# rotkeil severum color?



## bluejack23 (Jan 23, 2012)

I ordered 4 and this one is the best looking. They are all around 2.5 inches and I was wondering when they usually start to color up. Is it possible this is something other than rotkeil?


----------



## neutrino (May 4, 2007)

From my experience you can't expect much red yet. Several years ago my original rotkeil was a very nice wild male that I bought something like 7 or 8 years ago. In certain moods he looks almost electric. Something like three years later I bought the complete spawn from someone as tiny fry and grew them out. Picked them up on site where I could see parents and fry together and the parents were nice. If I hadn't seen the parents myself, by the time mine were 2-3 inches I might have worried I didn't really have rotkeil, they still looked so much like regular green severums at that point, but shortly after that the red started coming in.

So I'd say it will probably be between 3-4 inches before you start seeing any rotkeil color starting up on them, depending on food, water, etc. At about a year old you see enough red to feel better about them, but at that point mine still didn't compare to my wild-- ultimately they did, though. By the time they're about two they'll look pretty good. Give them more or less another year after that to look like the photos that made you want them in the first place and you'll be glad that you got them. 

Similar with rotkeil growth ime, they take a little patience.


----------



## bluejack23 (Jan 23, 2012)

Thanks. I'm glad to get someone with first hand experience. I have 4 in a 75. I understand I won't be able to house four in this tank for life. I have another "male" that looks like the pic here and 2 "females"(no facial worming). Any suggestions on which I should try to keep? Or would a male/female combo be the only way to keep 2?


----------



## neutrino (May 4, 2007)

I've found you can keep a _group _of them in a tank but just two can be dicey, at least in a 75, unless they're a bonded pair. Thing about it is just putting a male and female together won't guarantee a pair. Sometimes it works and sometimes it doesn't, they may or may not like each other or even tolerate each other, which is why it's often recommended to grow out a group then let a pair form naturally.

Whether you can get away with just putting two in a tank and, even better, having them pair up, will just depend on the individual fish. I've actually done it and had it work before I knew as much about them, but I've also seen someone I know try several male/female combinations without getting any pairs-- all he got was fights. Thing is he kept putting pairs alone in their own tanks; if he would have put males and females together in a larger tank they would have more likely paired up on their own.

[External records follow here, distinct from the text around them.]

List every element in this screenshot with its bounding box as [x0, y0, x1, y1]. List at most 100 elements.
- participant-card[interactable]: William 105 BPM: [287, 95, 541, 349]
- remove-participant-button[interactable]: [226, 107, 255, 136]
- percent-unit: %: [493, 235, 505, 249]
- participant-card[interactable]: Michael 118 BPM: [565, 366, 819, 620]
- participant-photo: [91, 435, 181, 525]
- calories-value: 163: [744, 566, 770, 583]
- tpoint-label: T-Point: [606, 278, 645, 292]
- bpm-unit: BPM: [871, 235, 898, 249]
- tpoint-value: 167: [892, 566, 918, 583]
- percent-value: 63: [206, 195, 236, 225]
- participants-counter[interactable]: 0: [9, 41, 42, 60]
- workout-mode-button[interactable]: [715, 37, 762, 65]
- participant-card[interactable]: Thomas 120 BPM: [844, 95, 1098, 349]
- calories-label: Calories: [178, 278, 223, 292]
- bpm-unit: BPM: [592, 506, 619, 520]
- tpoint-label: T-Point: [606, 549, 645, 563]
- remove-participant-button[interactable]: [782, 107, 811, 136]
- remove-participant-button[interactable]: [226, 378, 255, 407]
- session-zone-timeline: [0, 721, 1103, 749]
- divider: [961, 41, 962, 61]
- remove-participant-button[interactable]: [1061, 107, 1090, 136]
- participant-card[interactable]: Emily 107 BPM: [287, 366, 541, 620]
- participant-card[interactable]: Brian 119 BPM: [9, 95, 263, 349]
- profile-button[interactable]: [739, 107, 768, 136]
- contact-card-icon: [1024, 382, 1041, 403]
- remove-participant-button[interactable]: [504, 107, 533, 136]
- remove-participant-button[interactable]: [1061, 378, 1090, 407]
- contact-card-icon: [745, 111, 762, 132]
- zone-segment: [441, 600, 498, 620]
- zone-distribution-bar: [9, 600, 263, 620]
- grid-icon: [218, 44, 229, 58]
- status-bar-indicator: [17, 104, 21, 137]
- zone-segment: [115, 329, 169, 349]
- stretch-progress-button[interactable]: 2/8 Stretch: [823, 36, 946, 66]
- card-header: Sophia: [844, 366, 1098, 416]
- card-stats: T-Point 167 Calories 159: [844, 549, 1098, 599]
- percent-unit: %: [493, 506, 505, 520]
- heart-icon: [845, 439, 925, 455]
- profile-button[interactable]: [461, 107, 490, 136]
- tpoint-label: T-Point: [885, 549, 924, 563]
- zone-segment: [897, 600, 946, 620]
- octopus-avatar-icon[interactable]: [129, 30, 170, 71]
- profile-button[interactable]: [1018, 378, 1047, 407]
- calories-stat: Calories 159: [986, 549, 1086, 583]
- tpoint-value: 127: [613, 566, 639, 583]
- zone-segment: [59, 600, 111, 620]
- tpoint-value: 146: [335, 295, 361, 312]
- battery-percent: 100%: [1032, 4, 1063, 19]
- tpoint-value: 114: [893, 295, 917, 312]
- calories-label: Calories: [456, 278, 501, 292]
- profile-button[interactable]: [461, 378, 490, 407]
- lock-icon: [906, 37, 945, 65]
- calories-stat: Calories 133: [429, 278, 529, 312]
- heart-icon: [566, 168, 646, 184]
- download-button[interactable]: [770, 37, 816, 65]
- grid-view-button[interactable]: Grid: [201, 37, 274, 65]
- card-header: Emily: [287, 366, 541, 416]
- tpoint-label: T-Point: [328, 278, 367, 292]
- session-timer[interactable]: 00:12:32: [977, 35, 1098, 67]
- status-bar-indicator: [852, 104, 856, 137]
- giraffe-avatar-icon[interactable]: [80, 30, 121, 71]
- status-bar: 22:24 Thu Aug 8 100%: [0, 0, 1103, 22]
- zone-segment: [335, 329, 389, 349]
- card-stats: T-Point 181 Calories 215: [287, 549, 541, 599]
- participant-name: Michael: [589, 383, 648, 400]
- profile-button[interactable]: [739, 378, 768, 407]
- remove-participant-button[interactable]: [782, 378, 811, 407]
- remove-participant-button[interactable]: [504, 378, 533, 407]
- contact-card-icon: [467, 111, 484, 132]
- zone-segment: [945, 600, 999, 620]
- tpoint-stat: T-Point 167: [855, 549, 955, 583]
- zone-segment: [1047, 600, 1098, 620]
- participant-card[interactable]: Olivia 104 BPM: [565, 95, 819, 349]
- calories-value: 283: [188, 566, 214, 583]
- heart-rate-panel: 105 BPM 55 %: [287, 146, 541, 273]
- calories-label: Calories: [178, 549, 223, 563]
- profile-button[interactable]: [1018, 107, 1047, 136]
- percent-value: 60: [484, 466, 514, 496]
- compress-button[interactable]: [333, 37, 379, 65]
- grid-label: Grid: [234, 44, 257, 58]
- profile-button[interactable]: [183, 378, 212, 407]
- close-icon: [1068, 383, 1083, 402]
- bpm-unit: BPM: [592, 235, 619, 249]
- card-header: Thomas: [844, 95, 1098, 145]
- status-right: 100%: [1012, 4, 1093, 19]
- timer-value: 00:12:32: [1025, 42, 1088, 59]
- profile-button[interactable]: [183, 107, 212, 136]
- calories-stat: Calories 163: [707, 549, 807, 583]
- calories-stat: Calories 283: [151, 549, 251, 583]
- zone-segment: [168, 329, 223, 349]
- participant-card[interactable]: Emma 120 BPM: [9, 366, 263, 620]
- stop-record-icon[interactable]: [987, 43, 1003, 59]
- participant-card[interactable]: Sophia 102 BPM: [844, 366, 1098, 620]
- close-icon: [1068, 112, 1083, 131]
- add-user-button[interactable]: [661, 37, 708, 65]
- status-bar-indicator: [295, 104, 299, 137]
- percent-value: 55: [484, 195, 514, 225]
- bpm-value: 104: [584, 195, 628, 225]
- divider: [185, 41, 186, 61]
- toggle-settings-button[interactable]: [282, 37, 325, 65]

Since I grew out over 100 of them and progressively kept trading them as they grew, in order to keep manageable numbers for the available tank space (until I got down to the six I've got now), I've had them in various combinations in various tanks. Had two pairs in a 75, not ideal but not that bad, actually, though two pairs worked better for me in a 6 ft. tank. I've also had a small group of 2 year olds in a 75 for a while and that was ok, but keeping a group is more comfortable in a 6 ft. tank, where I've kept varying numbers of adults without much trouble.


----------